Oh fucking hell. Oh Jesus fucking Christ. Fuck. FUCK! Cunting hell. Fuuuuuuuuuck! Wank. Cunt. Shit. Fuck. Fuck. Fuck. Fuck it! Fuck. No. No, I don't believe it. It can't be right. It must be some kind of joke! It must be a little bit of silliness. No no no. A rumour. Something false. It's all going to be all right. Yes, there won't be any problems. This won't happen.
But what if it did? What if it really happened? What then?
Sorry, I should have introduced this post better. I swear at the best of times, I'm sure you've noticed that by now, and I don't really apologise for it either. There's a school of thought that says you really ought to be able to blog without swearing, and I can kind of see that, but when we're talking about something this serious, I feel I have no option. FUCK! Fucking fuckety fuck!
I'm talking about Jonathan Harmsworth's plan to build a Daily Mail school.
Is it true? I so hope it isn't. But what if it is? Is this political incorrectness gone mad? Can any fucking wingnut do this nowadays? It's bad enough when you get the god squad piling in, teaching religious balls at the expense of science, but this... this is something far worse, far more sinister. Just have a look at this:
The deal would give the hereditary boss of a media empire that includes the top-selling, staunchly conservative Daily Mail and Mail on Sunday, as well as the London Evening Standard, control of the school and, in return for a £2m one-off payment, powers to design the curriculum and the right to hire and fire staff.
"Staunchly conservative". Ha ha! That's putting it a bit fucking mildly, isn't it. But look at those words there. Is it really true? Can they really have the power to decide the curriculum? Really? Is that what Blair designed with his city academies? Any loon with a bit of money can educate children however they want?
What do you think might be on the curriculum at Daily Mail High? I'm thinking about history lessons in particular. When talking about Hitler and the Nazis, for example, do you think they might mention the fact that a well-known newspaper proprietor, Jonathan Harmsworth's dad no less, was a big fan, referring to him as 'my dear Fuhrer'? That he wrote to Hitler congratulating him on invading Czechoslovakia? Or that he backed Oswald Mosley's British Blackshirts?
What will be taught in economics classes, I wonder? Why inheritance tax is bad because it means I don't get enough of daddy's money? Why someone's son is definitely much better at running a business than someone with real experience and skills? How Labour are taxing us too much? How, if only we got rid of capital gains tax and inheritance tax, it would make poor people better off?

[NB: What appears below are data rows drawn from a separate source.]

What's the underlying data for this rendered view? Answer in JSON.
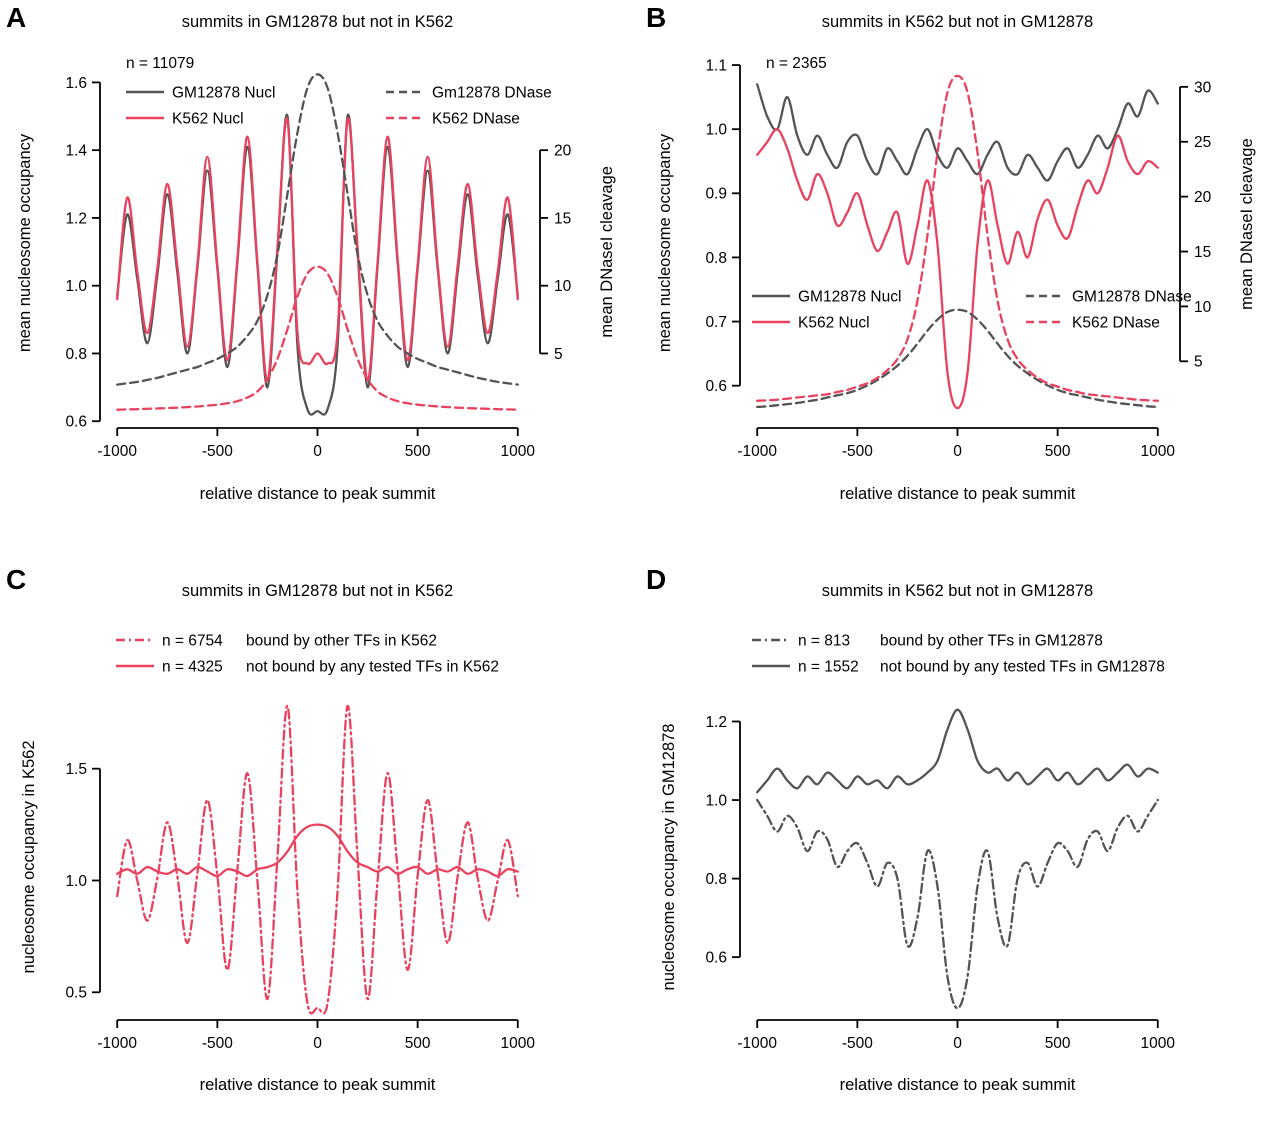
{
  "palette": {
    "gray": "#545454",
    "red": "#e8425f",
    "axis": "#000000",
    "background": "#ffffff"
  },
  "chart_data": [
    {
      "id": "A",
      "type": "line",
      "title": "summits in GM12878 but not in K562",
      "x_axis": {
        "label": "relative distance to peak summit",
        "lim": [
          -1086,
          1086
        ],
        "ticks": {
          "values": [
            -1000,
            -500,
            0,
            500,
            1000
          ],
          "labels": [
            "-1000",
            "-500",
            "0",
            "500",
            "1000"
          ]
        }
      },
      "y_axis": {
        "label": "mean nucleosome occupancy",
        "lim": [
          0.58,
          1.672
        ],
        "ticks": {
          "values": [
            0.6,
            0.8,
            1.0,
            1.2,
            1.4,
            1.6
          ],
          "labels": [
            "0.6",
            "0.8",
            "1.0",
            "1.2",
            "1.4",
            "1.6"
          ]
        }
      },
      "y2_axis": {
        "label": "mean DNaseI cleavage",
        "ticks": {
          "values": [
            5,
            10,
            15,
            20
          ],
          "labels": [
            "5",
            "10",
            "15",
            "20"
          ]
        },
        "left_anchors": [
          [
            5,
            0.8
          ],
          [
            20,
            1.4
          ]
        ]
      },
      "legend": {
        "n_label": "n = 11079",
        "columns": [
          [
            {
              "label": "GM12878 Nucl",
              "color": "gray",
              "dash": "solid"
            },
            {
              "label": "K562 Nucl",
              "color": "red",
              "dash": "solid"
            }
          ],
          [
            {
              "label": "Gm12878 DNase",
              "color": "gray",
              "dash": "dashed"
            },
            {
              "label": "K562 DNase",
              "color": "red",
              "dash": "dashed"
            }
          ]
        ]
      },
      "series": [
        {
          "name": "GM12878 Nucl",
          "color": "gray",
          "dash": "solid",
          "axis": "y",
          "x_start": -1000,
          "x_step": 50,
          "values": [
            0.97,
            1.21,
            1.02,
            0.83,
            1.03,
            1.27,
            1.04,
            0.8,
            1.05,
            1.34,
            1.05,
            0.76,
            1.07,
            1.41,
            1.06,
            0.7,
            1.1,
            1.5,
            0.82,
            0.635,
            0.63,
            0.635,
            0.82,
            1.5,
            1.1,
            0.7,
            1.06,
            1.41,
            1.07,
            0.76,
            1.05,
            1.34,
            1.05,
            0.8,
            1.04,
            1.27,
            1.03,
            0.83,
            1.02,
            1.21,
            0.97
          ]
        },
        {
          "name": "K562 Nucl",
          "color": "red",
          "dash": "solid",
          "axis": "y",
          "x_start": -1000,
          "x_step": 50,
          "values": [
            0.96,
            1.26,
            1.04,
            0.86,
            1.05,
            1.3,
            1.06,
            0.82,
            1.06,
            1.38,
            1.06,
            0.78,
            1.08,
            1.44,
            1.07,
            0.72,
            1.11,
            1.49,
            0.86,
            0.77,
            0.8,
            0.77,
            0.86,
            1.49,
            1.11,
            0.72,
            1.07,
            1.44,
            1.08,
            0.78,
            1.06,
            1.38,
            1.06,
            0.82,
            1.06,
            1.3,
            1.05,
            0.86,
            1.04,
            1.26,
            0.96
          ]
        },
        {
          "name": "GM12878 DNase",
          "color": "gray",
          "dash": "dashed",
          "axis": "y2",
          "x_start": -1000,
          "x_step": 50,
          "values": [
            2.7,
            2.8,
            2.9,
            3.05,
            3.2,
            3.4,
            3.6,
            3.8,
            4.0,
            4.3,
            4.6,
            5.0,
            5.5,
            6.3,
            7.4,
            9.3,
            12.3,
            16.8,
            21.3,
            24.6,
            25.6,
            24.6,
            21.3,
            16.8,
            12.3,
            9.3,
            7.4,
            6.3,
            5.5,
            5.0,
            4.6,
            4.3,
            4.0,
            3.8,
            3.6,
            3.4,
            3.2,
            3.05,
            2.9,
            2.8,
            2.7
          ]
        },
        {
          "name": "K562 DNase",
          "color": "red",
          "dash": "dashed",
          "axis": "y2",
          "x_start": -1000,
          "x_step": 50,
          "values": [
            0.85,
            0.87,
            0.89,
            0.92,
            0.94,
            0.97,
            1.0,
            1.04,
            1.09,
            1.15,
            1.22,
            1.32,
            1.48,
            1.75,
            2.2,
            3.1,
            4.6,
            6.8,
            9.2,
            10.9,
            11.4,
            10.9,
            9.2,
            6.8,
            4.6,
            3.1,
            2.2,
            1.75,
            1.48,
            1.32,
            1.22,
            1.15,
            1.09,
            1.04,
            1.0,
            0.97,
            0.94,
            0.92,
            0.89,
            0.87,
            0.85
          ]
        }
      ]
    },
    {
      "id": "B",
      "type": "line",
      "title": "summits in K562 but not in GM12878",
      "x_axis": {
        "label": "relative distance to peak summit",
        "lim": [
          -1086,
          1086
        ],
        "ticks": {
          "values": [
            -1000,
            -500,
            0,
            500,
            1000
          ],
          "labels": [
            "-1000",
            "-500",
            "0",
            "500",
            "1000"
          ]
        }
      },
      "y_axis": {
        "label": "mean nucleosome occupancy",
        "lim": [
          0.534,
          1.111
        ],
        "ticks": {
          "values": [
            0.6,
            0.7,
            0.8,
            0.9,
            1.0,
            1.1
          ],
          "labels": [
            "0.6",
            "0.7",
            "0.8",
            "0.9",
            "1.0",
            "1.1"
          ]
        }
      },
      "y2_axis": {
        "label": "mean DNaseI cleavage",
        "ticks": {
          "values": [
            5,
            10,
            15,
            20,
            25,
            30
          ],
          "labels": [
            "5",
            "10",
            "15",
            "20",
            "25",
            "30"
          ]
        },
        "left_anchors": [
          [
            5,
            0.638
          ],
          [
            30,
            1.066
          ]
        ]
      },
      "legend": {
        "n_label": "n = 2365",
        "columns": [
          [
            {
              "label": "GM12878 Nucl",
              "color": "gray",
              "dash": "solid"
            },
            {
              "label": "K562 Nucl",
              "color": "red",
              "dash": "solid"
            }
          ],
          [
            {
              "label": "GM12878 DNase",
              "color": "gray",
              "dash": "dashed"
            },
            {
              "label": "K562 DNase",
              "color": "red",
              "dash": "dashed"
            }
          ]
        ]
      },
      "series": [
        {
          "name": "GM12878 Nucl",
          "color": "gray",
          "dash": "solid",
          "axis": "y",
          "x_start": -1000,
          "x_step": 50,
          "values": [
            1.07,
            1.02,
            1.0,
            1.05,
            0.99,
            0.96,
            0.99,
            0.96,
            0.94,
            0.98,
            0.99,
            0.95,
            0.93,
            0.97,
            0.95,
            0.93,
            0.97,
            1.0,
            0.96,
            0.94,
            0.97,
            0.95,
            0.93,
            0.96,
            0.98,
            0.94,
            0.93,
            0.96,
            0.94,
            0.92,
            0.95,
            0.97,
            0.94,
            0.96,
            0.99,
            0.97,
            1.0,
            1.04,
            1.02,
            1.06,
            1.04
          ]
        },
        {
          "name": "K562 Nucl",
          "color": "red",
          "dash": "solid",
          "axis": "y",
          "x_start": -1000,
          "x_step": 50,
          "values": [
            0.96,
            0.98,
            1.0,
            0.97,
            0.92,
            0.89,
            0.93,
            0.9,
            0.85,
            0.87,
            0.9,
            0.85,
            0.81,
            0.84,
            0.87,
            0.79,
            0.85,
            0.92,
            0.82,
            0.62,
            0.565,
            0.62,
            0.82,
            0.92,
            0.85,
            0.79,
            0.84,
            0.8,
            0.86,
            0.89,
            0.85,
            0.83,
            0.88,
            0.92,
            0.9,
            0.94,
            0.99,
            0.95,
            0.93,
            0.95,
            0.94
          ]
        },
        {
          "name": "GM12878 DNase",
          "color": "gray",
          "dash": "dashed",
          "axis": "y2",
          "x_start": -1000,
          "x_step": 50,
          "values": [
            0.85,
            0.9,
            1.0,
            1.1,
            1.2,
            1.35,
            1.5,
            1.7,
            1.9,
            2.1,
            2.4,
            2.8,
            3.3,
            3.9,
            4.6,
            5.5,
            6.6,
            7.8,
            8.8,
            9.5,
            9.7,
            9.5,
            8.8,
            7.8,
            6.6,
            5.5,
            4.6,
            3.9,
            3.3,
            2.8,
            2.4,
            2.1,
            1.9,
            1.7,
            1.5,
            1.35,
            1.2,
            1.1,
            1.0,
            0.9,
            0.85
          ]
        },
        {
          "name": "K562 DNase",
          "color": "red",
          "dash": "dashed",
          "axis": "y2",
          "x_start": -1000,
          "x_step": 50,
          "values": [
            1.4,
            1.45,
            1.5,
            1.6,
            1.7,
            1.8,
            1.9,
            2.0,
            2.2,
            2.4,
            2.7,
            3.0,
            3.5,
            4.2,
            5.2,
            7.0,
            10.5,
            16.5,
            24.0,
            29.5,
            31.0,
            29.5,
            24.0,
            16.5,
            10.5,
            7.0,
            5.2,
            4.2,
            3.5,
            3.0,
            2.7,
            2.4,
            2.2,
            2.0,
            1.9,
            1.8,
            1.7,
            1.6,
            1.5,
            1.45,
            1.4
          ]
        }
      ]
    },
    {
      "id": "C",
      "type": "line",
      "title": "summits in GM12878 but not in K562",
      "x_axis": {
        "label": "relative distance to peak summit",
        "lim": [
          -1086,
          1086
        ],
        "ticks": {
          "values": [
            -1000,
            -500,
            0,
            500,
            1000
          ],
          "labels": [
            "-1000",
            "-500",
            "0",
            "500",
            "1000"
          ]
        }
      },
      "y_axis": {
        "label": "nucleosome occupancy in K562",
        "lim": [
          0.376,
          1.834
        ],
        "ticks": {
          "values": [
            0.5,
            1.0,
            1.5
          ],
          "labels": [
            "0.5",
            "1.0",
            "1.5"
          ]
        }
      },
      "legend": {
        "items": [
          {
            "n": "n = 6754",
            "label": "bound by other TFs in K562",
            "color": "red",
            "dash": "dashdot"
          },
          {
            "n": "n = 4325",
            "label": "not bound by any tested TFs in K562",
            "color": "red",
            "dash": "solid"
          }
        ]
      },
      "series": [
        {
          "name": "bound by other TFs in K562",
          "color": "red",
          "dash": "dashdot",
          "axis": "y",
          "x_start": -1000,
          "x_step": 50,
          "values": [
            0.93,
            1.18,
            1.0,
            0.82,
            1.01,
            1.26,
            1.02,
            0.72,
            1.03,
            1.36,
            1.02,
            0.6,
            1.05,
            1.48,
            1.0,
            0.47,
            1.1,
            1.78,
            0.95,
            0.45,
            0.43,
            0.45,
            0.95,
            1.78,
            1.1,
            0.47,
            1.0,
            1.48,
            1.05,
            0.6,
            1.02,
            1.36,
            1.03,
            0.72,
            1.02,
            1.26,
            1.01,
            0.82,
            1.0,
            1.18,
            0.93
          ]
        },
        {
          "name": "not bound by any tested TFs in K562",
          "color": "red",
          "dash": "solid",
          "axis": "y",
          "x_start": -1000,
          "x_step": 50,
          "values": [
            1.03,
            1.05,
            1.03,
            1.06,
            1.04,
            1.03,
            1.05,
            1.03,
            1.06,
            1.04,
            1.02,
            1.05,
            1.04,
            1.02,
            1.05,
            1.06,
            1.08,
            1.13,
            1.2,
            1.24,
            1.25,
            1.24,
            1.2,
            1.13,
            1.08,
            1.06,
            1.04,
            1.06,
            1.03,
            1.05,
            1.06,
            1.03,
            1.05,
            1.04,
            1.06,
            1.03,
            1.05,
            1.04,
            1.02,
            1.05,
            1.04
          ]
        }
      ]
    },
    {
      "id": "D",
      "type": "line",
      "title": "summits in K562 but not in GM12878",
      "x_axis": {
        "label": "relative distance to peak summit",
        "lim": [
          -1086,
          1086
        ],
        "ticks": {
          "values": [
            -1000,
            -500,
            0,
            500,
            1000
          ],
          "labels": [
            "-1000",
            "-500",
            "0",
            "500",
            "1000"
          ]
        }
      },
      "y_axis": {
        "label": "nucleosome occupancy in GM12878",
        "lim": [
          0.44,
          1.27
        ],
        "ticks": {
          "values": [
            0.6,
            0.8,
            1.0,
            1.2
          ],
          "labels": [
            "0.6",
            "0.8",
            "1.0",
            "1.2"
          ]
        }
      },
      "legend": {
        "items": [
          {
            "n": "n = 813",
            "label": "bound by other TFs in GM12878",
            "color": "gray",
            "dash": "dashdot"
          },
          {
            "n": "n = 1552",
            "label": "not bound by any tested TFs in GM12878",
            "color": "gray",
            "dash": "solid"
          }
        ]
      },
      "series": [
        {
          "name": "bound by other TFs in GM12878",
          "color": "gray",
          "dash": "dashdot",
          "axis": "y",
          "x_start": -1000,
          "x_step": 50,
          "values": [
            1.0,
            0.96,
            0.92,
            0.96,
            0.93,
            0.87,
            0.92,
            0.9,
            0.83,
            0.87,
            0.89,
            0.84,
            0.78,
            0.84,
            0.8,
            0.63,
            0.7,
            0.87,
            0.78,
            0.55,
            0.47,
            0.55,
            0.78,
            0.87,
            0.7,
            0.63,
            0.8,
            0.84,
            0.78,
            0.84,
            0.89,
            0.87,
            0.83,
            0.9,
            0.92,
            0.87,
            0.93,
            0.96,
            0.92,
            0.96,
            1.0
          ]
        },
        {
          "name": "not bound by any tested TFs in GM12878",
          "color": "gray",
          "dash": "solid",
          "axis": "y",
          "x_start": -1000,
          "x_step": 50,
          "values": [
            1.02,
            1.05,
            1.08,
            1.05,
            1.03,
            1.06,
            1.04,
            1.07,
            1.05,
            1.03,
            1.06,
            1.04,
            1.05,
            1.03,
            1.06,
            1.04,
            1.05,
            1.07,
            1.1,
            1.18,
            1.23,
            1.18,
            1.1,
            1.07,
            1.08,
            1.05,
            1.07,
            1.04,
            1.06,
            1.08,
            1.05,
            1.07,
            1.04,
            1.06,
            1.08,
            1.05,
            1.07,
            1.09,
            1.06,
            1.08,
            1.07
          ]
        }
      ]
    }
  ]
}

What will they read in English classes? Richard Littlecock's Hell in a Handcart? Mein Kampf? Melanie Phillips' Londonistan?
And what of science? Will the children just be given endless scare stories about how salt is bad for them, followed next week by how salt is good for them? Will they be taught about 'a new report says that women are inferior to men'? Encouraged to fork out for expensive anti-wrinkle creams because women's only role in life is to be young and attractive to men? The mind bloody boggles.
I know it's wrong to burn down schools. I know that, and I wouldn't ordinarily do it. But all I will say is that if this place ever gets built, I believe it would be in the best interests of everyone in the country for it to be destroyed. Smashed to pieces. Turned into rubble. Left to blow away in the wind. The lunatics really are in charge of the asylum. A Daily Mail School? And under a Labour government. It's the poor fucking kids I worry about.